Дело происходило в первые утренние часы, когда ночь испускает свой недобрый дух. Торжественный перезвон часов на башне церкви Санта-Мария-делла-Витториа уже призвал прихожан воздать благодарение Господу. Однако в темной церкви пока не было ни души, лишь в тени бокового придела преклонила колено знатная дама. Сквозь тончайшую кружевную вуаль, прозрачным нимбом окутавшую ее лицо и светлые волосы, была различима некогда совершенная красота. То была леди Маккинни, урожденная Кларисса Уитенхэм, которую римляне величали княгиней.

Проведя в Риме почти всю жизнь, она до сих пор воспринимала этот крохотный храм Божий как прибежище посреди чужбины.
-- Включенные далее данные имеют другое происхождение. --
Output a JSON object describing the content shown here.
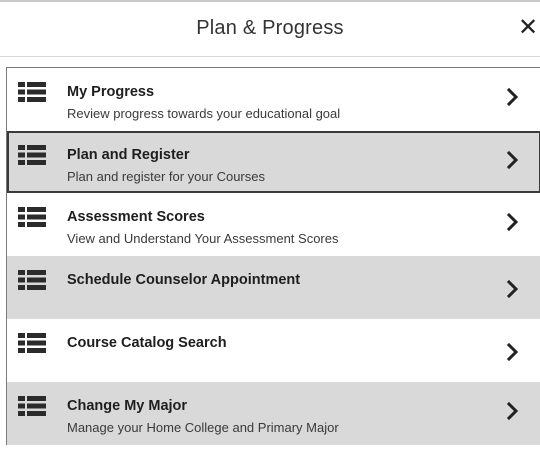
{
  "header": {
    "title": "Plan & Progress",
    "close_glyph": "✕"
  },
  "menu": {
    "items": [
      {
        "title": "My Progress",
        "subtitle": "Review progress towards your educational goal",
        "icon": "list-icon",
        "chevron": "chevron-right-icon",
        "selected": false
      },
      {
        "title": "Plan and Register",
        "subtitle": "Plan and register for your Courses",
        "icon": "list-icon",
        "chevron": "chevron-right-icon",
        "selected": true
      },
      {
        "title": "Assessment Scores",
        "subtitle": "View and Understand Your Assessment Scores",
        "icon": "list-icon",
        "chevron": "chevron-right-icon",
        "selected": false
      },
      {
        "title": "Schedule Counselor Appointment",
        "subtitle": "",
        "icon": "list-icon",
        "chevron": "chevron-right-icon",
        "selected": false
      },
      {
        "title": "Course Catalog Search",
        "subtitle": "",
        "icon": "list-icon",
        "chevron": "chevron-right-icon",
        "selected": false
      },
      {
        "title": "Change My Major",
        "subtitle": "Manage your Home College and Primary Major",
        "icon": "list-icon",
        "chevron": "chevron-right-icon",
        "selected": false
      }
    ]
  },
  "colors": {
    "row_alt": "#d9d9d9",
    "row_white": "#ffffff",
    "text": "#1e1e1e",
    "icon": "#2b2b2b"
  }
}
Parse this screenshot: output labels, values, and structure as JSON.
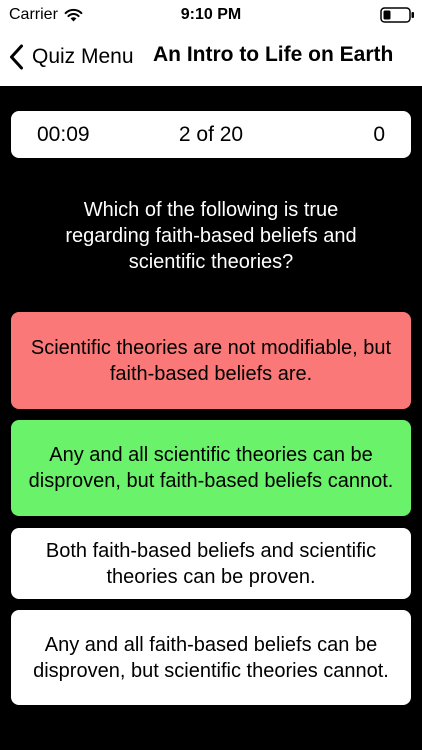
{
  "status_bar": {
    "carrier": "Carrier",
    "time": "9:10 PM",
    "icons": [
      "wifi-icon",
      "battery-icon"
    ]
  },
  "nav": {
    "back_label": "Quiz Menu",
    "title": "An Intro to Life on Earth",
    "back_icon": "chevron-left-icon"
  },
  "scoreboard": {
    "timer": "00:09",
    "progress": "2 of 20",
    "score": "0"
  },
  "question": "Which of the following is true regarding faith-based beliefs and scientific theories?",
  "answers": [
    {
      "text": "Scientific theories are not modifiable, but faith-based beliefs are.",
      "state": "incorrect",
      "color": "#fb7878"
    },
    {
      "text": "Any and all scientific theories can be disproven, but faith-based beliefs cannot.",
      "state": "correct",
      "color": "#6af26a"
    },
    {
      "text": "Both faith-based beliefs and scientific theories can be proven.",
      "state": "neutral",
      "color": "#ffffff"
    },
    {
      "text": "Any and all faith-based beliefs can be disproven, but scientific theories cannot.",
      "state": "neutral",
      "color": "#ffffff"
    }
  ],
  "colors": {
    "background": "#000000",
    "header": "#ffffff",
    "incorrect": "#fb7878",
    "correct": "#6af26a"
  }
}
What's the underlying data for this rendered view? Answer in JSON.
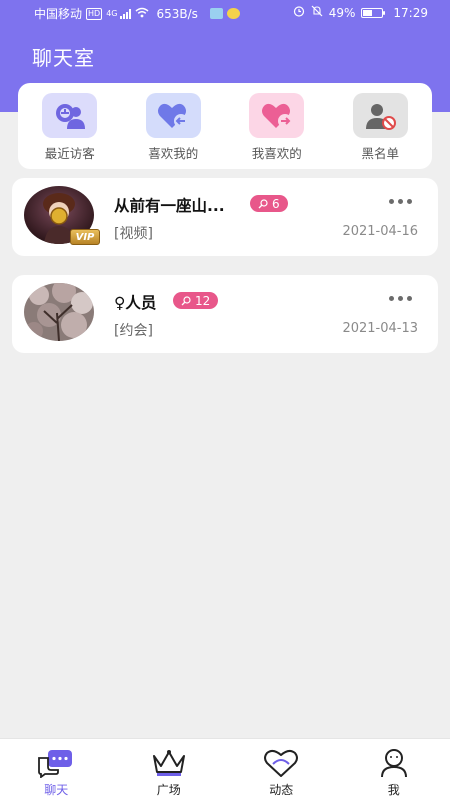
{
  "status_bar": {
    "carrier": "中国移动",
    "hd": "HD",
    "net": "4G",
    "speed": "653B/s",
    "battery": "49%",
    "battery_level": 0.49,
    "time": "17:29"
  },
  "header": {
    "title": "聊天室",
    "bg_color": "#7e73ee"
  },
  "quick_actions": [
    {
      "label": "最近访客",
      "icon": "visitor-icon",
      "bg": "#dcdcfb"
    },
    {
      "label": "喜欢我的",
      "icon": "liked-me-icon",
      "bg": "#d4dcfb"
    },
    {
      "label": "我喜欢的",
      "icon": "i-like-icon",
      "bg": "#fcd6e6"
    },
    {
      "label": "黑名单",
      "icon": "blacklist-icon",
      "bg": "#e3e3e3"
    }
  ],
  "chats": [
    {
      "name": "从前有一座山...",
      "count": "6",
      "tag": "[视频]",
      "date": "2021-04-16",
      "vip": "VIP"
    },
    {
      "name": "♀人员",
      "count": "12",
      "tag": "[约会]",
      "date": "2021-04-13"
    }
  ],
  "bottom_nav": [
    {
      "label": "聊天",
      "icon": "chat-icon",
      "active": true
    },
    {
      "label": "广场",
      "icon": "crown-icon",
      "active": false
    },
    {
      "label": "动态",
      "icon": "heart-icon",
      "active": false
    },
    {
      "label": "我",
      "icon": "profile-icon",
      "active": false
    }
  ],
  "colors": {
    "accent": "#7e73ee",
    "badge": "#e8578a",
    "active_nav": "#6e5fe8"
  }
}
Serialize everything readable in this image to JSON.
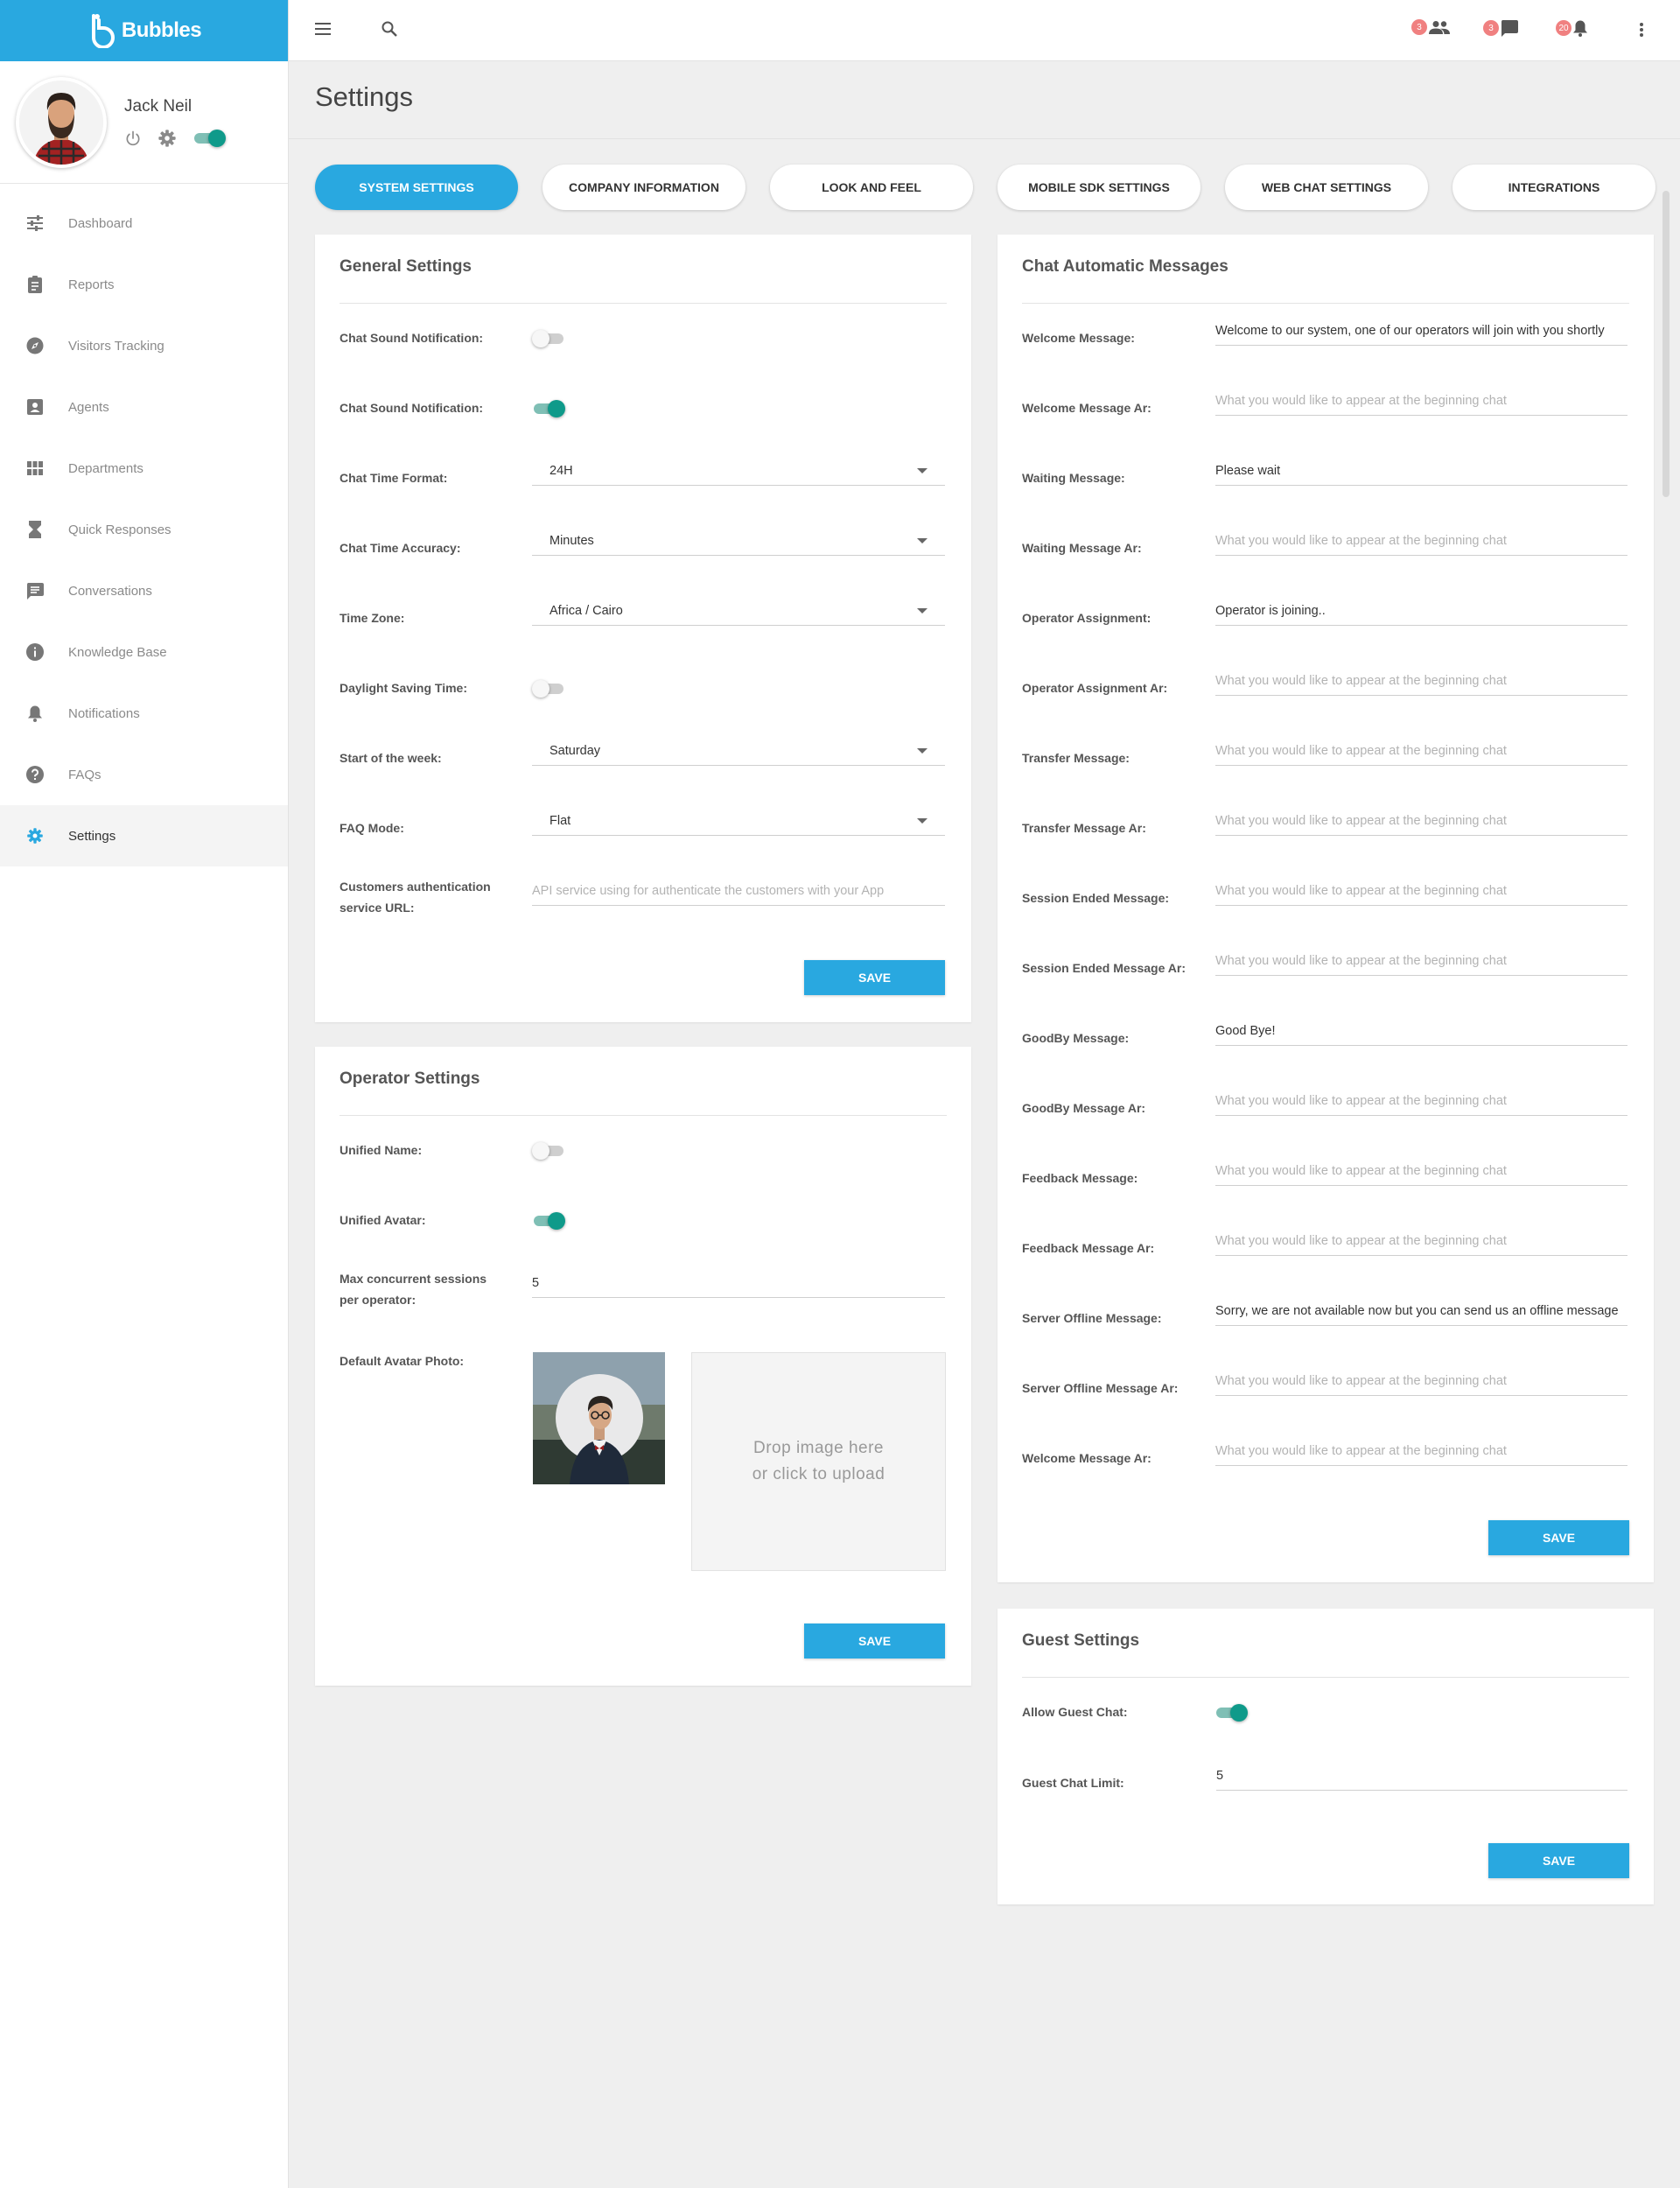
{
  "app": {
    "name": "Bubbles"
  },
  "user": {
    "name": "Jack Neil",
    "online": true
  },
  "sidebar": {
    "items": [
      {
        "label": "Dashboard",
        "icon": "tune-icon"
      },
      {
        "label": "Reports",
        "icon": "clipboard-icon"
      },
      {
        "label": "Visitors Tracking",
        "icon": "compass-icon"
      },
      {
        "label": "Agents",
        "icon": "contact-card-icon"
      },
      {
        "label": "Departments",
        "icon": "grid-icon"
      },
      {
        "label": "Quick Responses",
        "icon": "hourglass-icon"
      },
      {
        "label": "Conversations",
        "icon": "chat-icon"
      },
      {
        "label": "Knowledge Base",
        "icon": "info-icon"
      },
      {
        "label": "Notifications",
        "icon": "bell-icon"
      },
      {
        "label": "FAQs",
        "icon": "help-icon"
      },
      {
        "label": "Settings",
        "icon": "gear-icon",
        "active": true
      }
    ]
  },
  "topbar": {
    "badges": {
      "agents": "3",
      "messages": "3",
      "notifications": "20"
    }
  },
  "page": {
    "title": "Settings"
  },
  "tabs": [
    {
      "label": "SYSTEM SETTINGS",
      "active": true
    },
    {
      "label": "COMPANY INFORMATION"
    },
    {
      "label": "LOOK AND FEEL"
    },
    {
      "label": "MOBILE SDK SETTINGS"
    },
    {
      "label": "WEB CHAT SETTINGS"
    },
    {
      "label": "INTEGRATIONS"
    }
  ],
  "general": {
    "title": "General Settings",
    "sound1_label": "Chat Sound Notification:",
    "sound1_on": false,
    "sound2_label": "Chat Sound Notification:",
    "sound2_on": true,
    "time_format_label": "Chat Time Format:",
    "time_format": "24H",
    "time_accuracy_label": "Chat Time Accuracy:",
    "time_accuracy": "Minutes",
    "timezone_label": "Time Zone:",
    "timezone": "Africa / Cairo",
    "dst_label": "Daylight Saving Time:",
    "dst_on": false,
    "week_start_label": "Start of the week:",
    "week_start": "Saturday",
    "faq_mode_label": "FAQ Mode:",
    "faq_mode": "Flat",
    "auth_label_1": "Customers authentication",
    "auth_label_2": "service URL:",
    "auth_placeholder": "API service using for authenticate the customers with your App",
    "save": "SAVE"
  },
  "operator": {
    "title": "Operator Settings",
    "unified_name_label": "Unified Name:",
    "unified_name_on": false,
    "unified_avatar_label": "Unified Avatar:",
    "unified_avatar_on": true,
    "max_sessions_label_1": "Max concurrent sessions",
    "max_sessions_label_2": "per operator:",
    "max_sessions": "5",
    "avatar_label": "Default Avatar Photo:",
    "drop_1": "Drop image here",
    "drop_2": "or click to upload",
    "save": "SAVE"
  },
  "messages": {
    "title": "Chat Automatic Messages",
    "placeholder": "What you would like to appear at the beginning chat",
    "items": [
      {
        "label": "Welcome Message:",
        "value": "Welcome to our system, one of our operators will join with you shortly"
      },
      {
        "label": "Welcome Message  Ar:",
        "value": ""
      },
      {
        "label": "Waiting Message:",
        "value": "Please wait"
      },
      {
        "label": "Waiting Message Ar:",
        "value": ""
      },
      {
        "label": "Operator Assignment:",
        "value": "Operator is joining.."
      },
      {
        "label": "Operator Assignment Ar:",
        "value": ""
      },
      {
        "label": "Transfer Message:",
        "value": ""
      },
      {
        "label": "Transfer Message Ar:",
        "value": ""
      },
      {
        "label": "Session Ended Message:",
        "value": ""
      },
      {
        "label": "Session Ended Message Ar:",
        "value": ""
      },
      {
        "label": "GoodBy Message:",
        "value": "Good Bye!"
      },
      {
        "label": "GoodBy Message Ar:",
        "value": ""
      },
      {
        "label": "Feedback Message:",
        "value": ""
      },
      {
        "label": "Feedback Message Ar:",
        "value": ""
      },
      {
        "label": "Server Offline Message:",
        "value": "Sorry, we are not available now but you can send us an offline message"
      },
      {
        "label": "Server Offline Message  Ar:",
        "value": ""
      },
      {
        "label": "Welcome Message  Ar:",
        "value": ""
      }
    ],
    "save": "SAVE"
  },
  "guest": {
    "title": "Guest Settings",
    "allow_label": "Allow Guest Chat:",
    "allow_on": true,
    "limit_label": "Guest Chat Limit:",
    "limit": "5",
    "save": "SAVE"
  },
  "colors": {
    "brand": "#29a8e0",
    "toggle_on": "#0f9a8a",
    "badge": "#f08080"
  }
}
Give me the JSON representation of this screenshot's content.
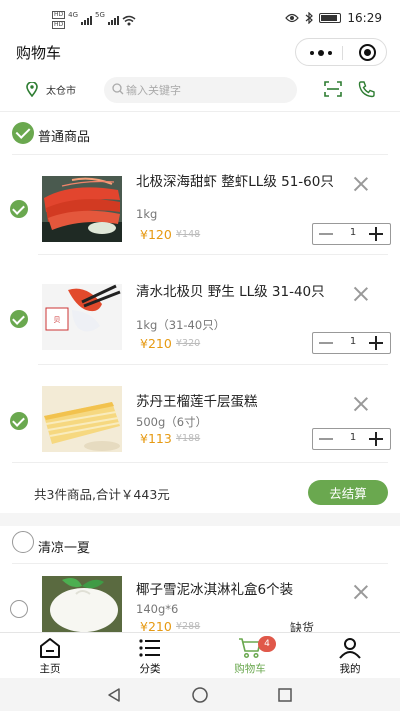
{
  "status_bar": {
    "left_badges": [
      "HD",
      "HD"
    ],
    "network": [
      "4G",
      "5G"
    ],
    "time": "16:29"
  },
  "header": {
    "title": "购物车"
  },
  "search": {
    "location": "太仓市",
    "placeholder": "输入关键字"
  },
  "groups": [
    {
      "title": "普通商品",
      "checked": true,
      "items": [
        {
          "name": "北极深海甜虾 整虾LL级 51-60只",
          "spec": "1kg",
          "price": "¥120",
          "old_price": "¥148",
          "qty": "1",
          "checked": true,
          "image": "shrimp-image"
        },
        {
          "name": "清水北极贝 野生 LL级 31-40只",
          "spec": "1kg（31-40只）",
          "price": "¥210",
          "old_price": "¥320",
          "qty": "1",
          "checked": true,
          "image": "surf-clam-image"
        },
        {
          "name": "苏丹王榴莲千层蛋糕",
          "spec": "500g（6寸）",
          "price": "¥113",
          "old_price": "¥188",
          "qty": "1",
          "checked": true,
          "image": "durian-crepe-cake-image"
        }
      ],
      "summary": "共3件商品,合计￥443元",
      "checkout_label": "去结算"
    },
    {
      "title": "清凉一夏",
      "checked": false,
      "items": [
        {
          "name": "椰子雪泥冰淇淋礼盒6个装",
          "spec": "140g*6",
          "price": "¥210",
          "old_price": "¥288",
          "status": "缺货",
          "checked": false,
          "image": "coconut-ice-cream-image"
        }
      ]
    }
  ],
  "bottom_nav": [
    {
      "label": "主页",
      "icon": "home-icon",
      "active": false
    },
    {
      "label": "分类",
      "icon": "category-list-icon",
      "active": false
    },
    {
      "label": "购物车",
      "icon": "cart-icon",
      "active": true,
      "badge": "4"
    },
    {
      "label": "我的",
      "icon": "person-icon",
      "active": false
    }
  ],
  "system_nav": [
    "back-icon",
    "home-circle-icon",
    "recents-icon"
  ],
  "colors": {
    "accent": "#6aa84f",
    "price": "#e69a13",
    "badge": "#e0584a"
  }
}
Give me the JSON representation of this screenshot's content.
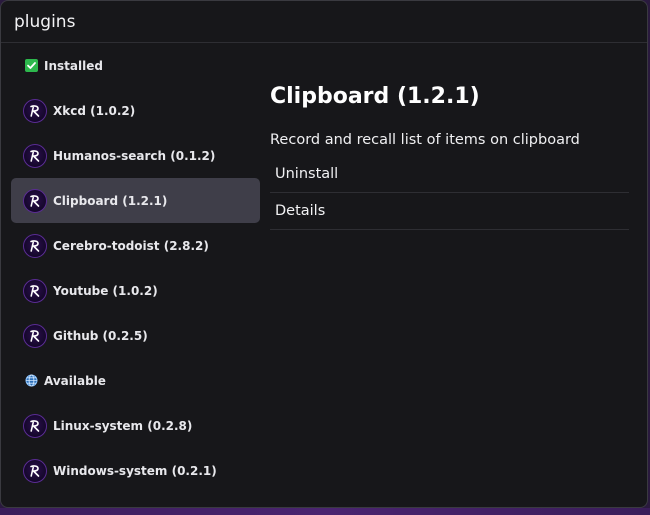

Когда Кларисса, собравшись с силами, осенила себя крестным знамением, из груди ее вырвался вздох.

Что привело ее сюда в столь ранний час? Потребность обратиться к Богу?

Глаза Клариссы широко раскрылись. Перед ней на алтаре в неверном отблеске свечей возвышался мраморный женский лик. На каменном лице запечатлелся благоговейный восторг, поникшее же тело, казалось, было отдано на милость ангела, целившегося в женщину копьем. Из-за этого изваяния Клариссу некогда считали святой, из-за него же папа заклеймил ее как падшую. Ибо лик статуи был ее ликом, тело статуи — ее телом.

Сложив руки, леди Маккинни собралась воззвать к Богу, но тщетно. Уста ее помимо воли шептали фразы, принадлежавшие оставшейся навеки молодой, сотворенной из мрамора женщине. «Стрела пронзила сердце мое… Неисчерпаема была сладость боли той, и любовь захватила меня без остатка…»

Торопливые шаги вырвали ее из полузабытья.

— Прошу простить, княгиня, но мне сказали, что я найду вас здесь.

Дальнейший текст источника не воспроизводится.